The recovery and precision of the added standard are shown in Table 2:

(4) sample detection

And (2) fixing the volume of the water sample to be detected containing the sodium allylsulfonate by using deionized water, and performing liquid chromatography detection under the chromatographic condition of the step (1) to obtain the chromatographic peak area of the sodium allylsulfonate.

(5) Sample content calculation

And (4) calculating the content of the sodium allylsulfonate according to the standard curve of the sodium allylsulfonate in the step (3) and the chromatographic peak area of the sodium allylsulfonate in the step (4).

The invention has the beneficial effects that: the method adopts chromatographic column separation of octadecyl bonding phase and detection by an evaporative light detector, has simple and easy detection method, can quickly determine the content of sodium allylsulfonate, and has higher accuracy, stability and separation degree.

Drawings

FIG. 1 is an HPLC chromatogram of a standard solution of sodium allylsulfonate.

Detailed Description

The technical means of the present invention will be described in detail below with reference to examples.

Instruments and reagents used in the invention

High performance liquid chromatography (Agilent 1100, Agilent corporation, usa); evaporative light detector (UM5800 Plus, by micronaire).

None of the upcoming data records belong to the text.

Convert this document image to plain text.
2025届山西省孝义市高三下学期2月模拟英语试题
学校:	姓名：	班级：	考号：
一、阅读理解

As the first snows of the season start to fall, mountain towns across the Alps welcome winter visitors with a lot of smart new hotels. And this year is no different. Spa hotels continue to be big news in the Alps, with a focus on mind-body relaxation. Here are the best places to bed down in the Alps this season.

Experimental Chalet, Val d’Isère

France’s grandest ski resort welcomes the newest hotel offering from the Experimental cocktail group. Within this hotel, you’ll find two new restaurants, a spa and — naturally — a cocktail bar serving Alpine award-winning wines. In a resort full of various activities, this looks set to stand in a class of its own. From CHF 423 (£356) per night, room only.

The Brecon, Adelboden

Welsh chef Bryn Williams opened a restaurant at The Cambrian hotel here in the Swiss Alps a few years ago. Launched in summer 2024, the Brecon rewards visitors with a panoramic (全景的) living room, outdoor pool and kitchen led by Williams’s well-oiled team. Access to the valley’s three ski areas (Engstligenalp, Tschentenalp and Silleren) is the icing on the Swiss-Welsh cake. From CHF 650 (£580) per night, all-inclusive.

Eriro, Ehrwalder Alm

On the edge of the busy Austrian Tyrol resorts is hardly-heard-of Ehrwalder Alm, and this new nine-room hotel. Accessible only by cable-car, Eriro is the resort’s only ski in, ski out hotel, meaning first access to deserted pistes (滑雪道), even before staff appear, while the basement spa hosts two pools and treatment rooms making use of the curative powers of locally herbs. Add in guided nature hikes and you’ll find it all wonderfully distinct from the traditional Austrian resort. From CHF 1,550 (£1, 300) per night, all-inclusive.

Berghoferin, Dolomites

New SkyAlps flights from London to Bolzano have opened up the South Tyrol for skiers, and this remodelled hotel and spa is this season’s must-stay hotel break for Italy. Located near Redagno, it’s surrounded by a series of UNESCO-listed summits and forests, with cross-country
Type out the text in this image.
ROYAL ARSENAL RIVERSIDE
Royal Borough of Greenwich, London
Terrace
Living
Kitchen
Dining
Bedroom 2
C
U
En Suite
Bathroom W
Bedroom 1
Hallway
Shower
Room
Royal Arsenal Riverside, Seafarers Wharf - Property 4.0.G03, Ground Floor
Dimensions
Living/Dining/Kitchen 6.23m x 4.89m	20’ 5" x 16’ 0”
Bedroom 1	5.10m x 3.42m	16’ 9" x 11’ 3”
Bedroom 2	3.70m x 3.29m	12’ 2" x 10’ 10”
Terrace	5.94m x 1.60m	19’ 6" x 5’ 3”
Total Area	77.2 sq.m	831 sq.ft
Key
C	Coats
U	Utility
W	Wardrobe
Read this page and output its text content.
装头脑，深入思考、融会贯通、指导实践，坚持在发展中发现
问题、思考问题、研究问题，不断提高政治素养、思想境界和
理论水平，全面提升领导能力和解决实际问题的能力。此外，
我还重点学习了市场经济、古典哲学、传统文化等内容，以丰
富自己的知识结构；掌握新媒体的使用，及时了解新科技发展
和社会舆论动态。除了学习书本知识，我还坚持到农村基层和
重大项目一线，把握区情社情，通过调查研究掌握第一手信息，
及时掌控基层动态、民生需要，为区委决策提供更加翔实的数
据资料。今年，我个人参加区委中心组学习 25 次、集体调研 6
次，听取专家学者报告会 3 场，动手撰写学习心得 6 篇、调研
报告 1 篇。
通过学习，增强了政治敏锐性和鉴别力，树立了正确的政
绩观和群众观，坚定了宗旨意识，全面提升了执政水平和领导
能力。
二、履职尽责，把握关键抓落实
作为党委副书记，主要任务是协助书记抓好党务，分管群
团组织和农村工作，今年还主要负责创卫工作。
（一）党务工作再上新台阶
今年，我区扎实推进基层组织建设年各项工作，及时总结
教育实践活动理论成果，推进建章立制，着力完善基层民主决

Sodium allylsulfonate is an analytical reagent; ammonium acetate and methanol are chromatographic grade reagents.

Example 1

(1) Fixing the volume of a water sample to be detected containing sodium allylsulfonate by using deionized water, and then carrying out high performance liquid chromatography detection to obtain the chromatographic peak area of the sodium allylsulfonate; the chromatographic conditions were as follows:

a chromatographic column: c18(4.6 mm. times.300 mm,5 μm); column temperature: 25 ℃; sample introduction amount: 20 mu L of the solution; flow rate: 1.0 mL/min; mobile phase: a is methanol, B is 0.02mol/L ammonium acetate solution, A: B =2: 98; the evaporation light detector drift tube is at 95 ℃, and the flow rate of the carrier gas is 3.5L/min.

(2) According to a standard curve y =2.1394x-3.8556 of sodium allylsulfonate (x is the mass concentration of sodium allylsulfonate, and y is the chromatographic peak area of sodium allylsulfonate), the content of sodium allylsulfonate is obtained by combining the chromatographic peak area of sodium allylsulfonate, and the content of sodium allylsulfonate in the sample is 58.50 mg/L.

Example 2

Except that the water sample to be tested containing sodium allylsulfonate is different, the other steps are the same as the example 1, and the content of sodium allylsulfonate in the sample is 72.63mg/L through HPLC determination and analysis.

Example 3

Except that the water sample to be tested containing sodium allylsulfonate is different, the other steps are the same as the example 1, and the content of sodium allylsulfonate in the sample is 32.60mg/L by HPLC determination and analysis.